Jakartashowbiz.com – Cukup lama menghilang dari skena pop punk, Still Virgin menandai comeback mereka ke hiruk pikuk musim dengan album baru. Tak sekedar karya baru, album bertajuk Still Virgin For Two Decades itu pun menandai kedewasaan mereka dalam bermusik.
Kembalinya Still Virgin ke studio untuk merekam album penuh setelah lebih dari satu dekade menjadi momen yang sangat emosional sekaligus menyenangkan bagi para personelnya.
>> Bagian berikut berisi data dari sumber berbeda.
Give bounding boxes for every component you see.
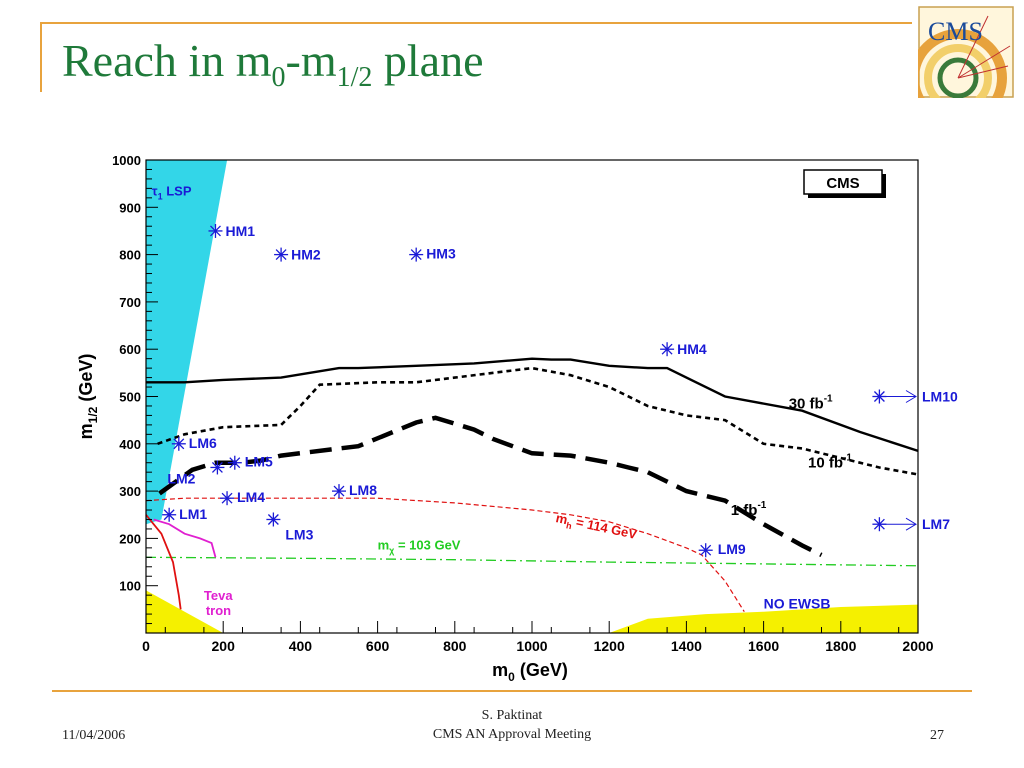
- series-line-4: [145, 556, 919, 567]
- tevatron-curve: [153, 518, 217, 558]
- benchmark-point-1: [274, 247, 289, 262]
- benchmark-point-4: [872, 389, 917, 404]
- benchmark-point-8: [220, 491, 235, 506]
- region-0: [146, 160, 228, 525]
- series-line-1: [157, 366, 919, 476]
- benchmark-point-6: [227, 455, 242, 470]
- footer-author: S. Paktinat: [481, 708, 543, 723]
- star-d2: [333, 485, 345, 497]
- arrow-head: [905, 390, 917, 403]
- star-d2: [221, 492, 233, 504]
- reach-chart: 0 200 400 600 800 1000 1200 1400 1600 1800 2000 100…: [76, 153, 958, 684]
- benchmark-point-3: [660, 342, 675, 357]
- benchmark-point-5: [171, 436, 186, 451]
- star-d2: [163, 509, 175, 521]
- footer-meeting: CMS AN Approval Meeting: [432, 727, 592, 742]
- logo-text: CMS: [928, 17, 983, 46]
- star-d2: [700, 544, 712, 556]
- footer-date: 11/04/2006: [62, 728, 126, 743]
- y-tick-label-5: 600: [119, 342, 141, 357]
- benchmark-point-12: [698, 543, 713, 558]
- badge-box: [803, 169, 883, 195]
- star-d2: [661, 343, 673, 355]
- benchmark-point-10: [162, 507, 177, 522]
- footer-center: S. Paktinat CMS AN Approval Meeting: [412, 706, 612, 744]
- benchmark-point-11: [266, 512, 281, 527]
- benchmark-label-9: LM8: [349, 482, 377, 498]
- x-tick-label-4: 800: [443, 638, 467, 654]
- badge-label: CMS: [826, 175, 859, 192]
- benchmark-point-13: [872, 517, 917, 532]
- x-tick-label-10: 2000: [902, 638, 933, 654]
- x-tick-label-8: 1600: [748, 638, 779, 654]
- series-line-0: [146, 357, 919, 453]
- lep-curve: [145, 514, 182, 610]
- star-d2: [210, 225, 221, 237]
- header-rule: [40, 22, 912, 24]
- series-line-2: [158, 415, 823, 558]
- benchmark-label-6: LM5: [245, 454, 273, 470]
- y-tick-label-2: 300: [119, 484, 141, 499]
- star-d2: [275, 249, 287, 261]
- cms-logo: CMS: [918, 6, 1014, 98]
- annotation-10fb: 10 fb-1: [808, 452, 852, 471]
- star-d2: [173, 438, 185, 450]
- y-tick-label-6: 700: [119, 295, 141, 310]
- x-tick-label-3: 600: [366, 638, 390, 654]
- x-tick-label-0: 0: [142, 638, 150, 654]
- annotation-stau-lsp: τ1 LSP: [152, 183, 192, 201]
- x-tick-label-7: 1400: [671, 638, 702, 654]
- benchmark-point-2: [409, 247, 424, 262]
- annotation-no-ewsb: NO EWSB: [764, 595, 831, 611]
- y-axis-label: m1/2 (GeV): [76, 354, 100, 440]
- benchmark-label-5: LM6: [189, 435, 217, 451]
- annotation-tron: tron: [206, 603, 231, 618]
- x-tick-label-9: 1800: [825, 638, 856, 654]
- plot-area: [146, 160, 918, 633]
- star-d2: [267, 514, 279, 525]
- benchmark-point-0: [208, 223, 223, 238]
- y-tick-label-9: 1000: [112, 153, 141, 168]
- x-tick-label-6: 1200: [594, 638, 625, 654]
- y-tick-label-8: 900: [119, 200, 141, 215]
- benchmark-label-10: LM1: [179, 506, 207, 522]
- benchmark-point-9: [332, 484, 346, 499]
- arrow-head: [905, 517, 917, 531]
- x-tick-label-5: 1000: [516, 638, 547, 654]
- benchmark-point-7: [210, 460, 225, 475]
- y-tick-label-4: 500: [119, 390, 141, 405]
- benchmark-label-7: LM2: [167, 470, 195, 486]
- series-line-3: [145, 497, 745, 613]
- benchmark-label-3: HM4: [677, 341, 707, 357]
- y-tick-label-7: 800: [119, 248, 141, 263]
- x-tick-label-1: 200: [212, 638, 236, 654]
- star-d2: [229, 457, 241, 469]
- slide-title: Reach in m0-m1/2 plane: [62, 35, 484, 94]
- page-number: 27: [930, 728, 944, 743]
- header-side-rule: [40, 22, 42, 92]
- benchmark-label-0: HM1: [225, 223, 255, 239]
- star-d2: [211, 461, 223, 473]
- benchmark-label-2: HM3: [426, 246, 456, 262]
- annotation-30fb: 30 fb-1: [789, 393, 833, 412]
- benchmark-label-12: LM9: [718, 541, 746, 557]
- star-d2: [410, 249, 422, 261]
- annotation-teva: Teva: [204, 588, 233, 603]
- benchmark-label-13: LM7: [922, 516, 950, 532]
- benchmark-label-8: LM4: [237, 489, 265, 505]
- x-tick-label-2: 400: [289, 638, 313, 654]
- x-axis-label: m0 (GeV): [492, 660, 568, 684]
- benchmark-label-1: HM2: [291, 247, 321, 263]
- benchmark-label-4: LM10: [922, 389, 958, 405]
- y-tick-label-0: 100: [119, 579, 141, 594]
- footer-rule: [52, 690, 972, 692]
- y-tick-label-1: 200: [119, 531, 141, 546]
- benchmark-label-11: LM3: [285, 526, 313, 542]
- y-tick-label-3: 400: [119, 437, 141, 452]
- annotation-mchi: mχ = 103 GeV: [378, 537, 461, 555]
Atmosfer rekaman terasa seperti reuni panjang yang penuh energi baru.
“Senang banget bisa ngerasain vibes recording buat album lagi,” ungkap Sammy.
Baca juga: Sheryl Sheinafia Rilis Lagu Bertema Reflektif di Single Sendiri
Kedewasaan Still Virgin dalam segi musikalitasnya pun tercermin dari perubahan cara mereka bekerja di studio. Jika pada masa awal berdiri di pertengahan 2000-an proses rekaman terasa lebih spontan, kini band asal Bogor itu jauh lebih detail dalam memperhatikan kualitas sound, aransemen, dan produksi, namun tanpa meninggalkan jatidiri pop punk yang mengakar sejak lahir.
Selain dari proses produksinya, kedewasaan Still Virgin untuk album barunya ini pun ditunjukkan dari cara mereka memilih fokus track yang jadi representasi album terbarunya. Lagu berjudul Luinika dipilih sebagai warna musikal Still Virgin saat ini karena memiliki makna yang cukup personal bagi beberapa personel lantaran terinspirasi dari kisah keluarga dan anak.
Dengan lirik yang jujur, melodi yang kuat, serta aransemen yang tetap membawa energi pop punk khas mereka, Luinika menjadi titik temu antara identitas lama band ini dengan kedewasaan musikal yang mereka miliki sekarang.

Proses pembuatan album ini sendiri tidak lepas dari berbagai tantangan, terutama dalam hal waktu. Sebagian besar personel kini memiliki pekerjaan dan kehidupan keluarga masing-masing, sehingga menyelaraskan jadwal rekaman menjadi tantangan tersendiri. Namun justru dari situ lahir semangat kolektif untuk tetap menyelesaikan album ini dengan maksimal.
Dalam menjaga identitas musiknya, Still Virgin tetap mempertahankan benang merah pop punk yang telah menjadi ciri khas mereka sejak awal. Namun kali ini mereka mencoba mengemasnya dengan pendekatan yang lebih matang, aransemen yang lebih rapi, serta sound yang lebih modern dan easy listening.
“Still Virgin tetap Still Virgin, tapi dengan versi yang lebih dewasa,” jelas Irmaz.
Baca juga: Anji Peringati Satu Dekade Perilisan Lagu Ikoniknya dengan Karya Baru
Album Still Virgin For Two Decades akan dirilis dalam dua bagian (two-sided release) yang merepresentasikan perjalanan emosional dan musikal mereka. Pembagian dua side ini tidak hanya menjadi strategi perilisan, tetapi juga menggambarkan dua fase perjalanan Still Virgin refleksi dan fondasi di Side A, serta eksplorasi dan pergerakan ke depan di Side B.
Pada akhirnya, para personel sepakat bahwa album ini adalah simbol bahwa mereka masih ada, masih solid, dan masih terus berkarya. Bagi mereka, dua puluh tahun bukan hanya soal lamanya waktu, tapi juga tentang menjaga persahabatan, mempertahankan kepercayaan satu sama lain, serta terus bertahan di tengah perubahan kehidupan dan industri musik.
“Bertahan selama 20 tahun justru menjadi tantangan terbesar, namun sekaligus pencapaian yang paling berarti,” ucap Ryan.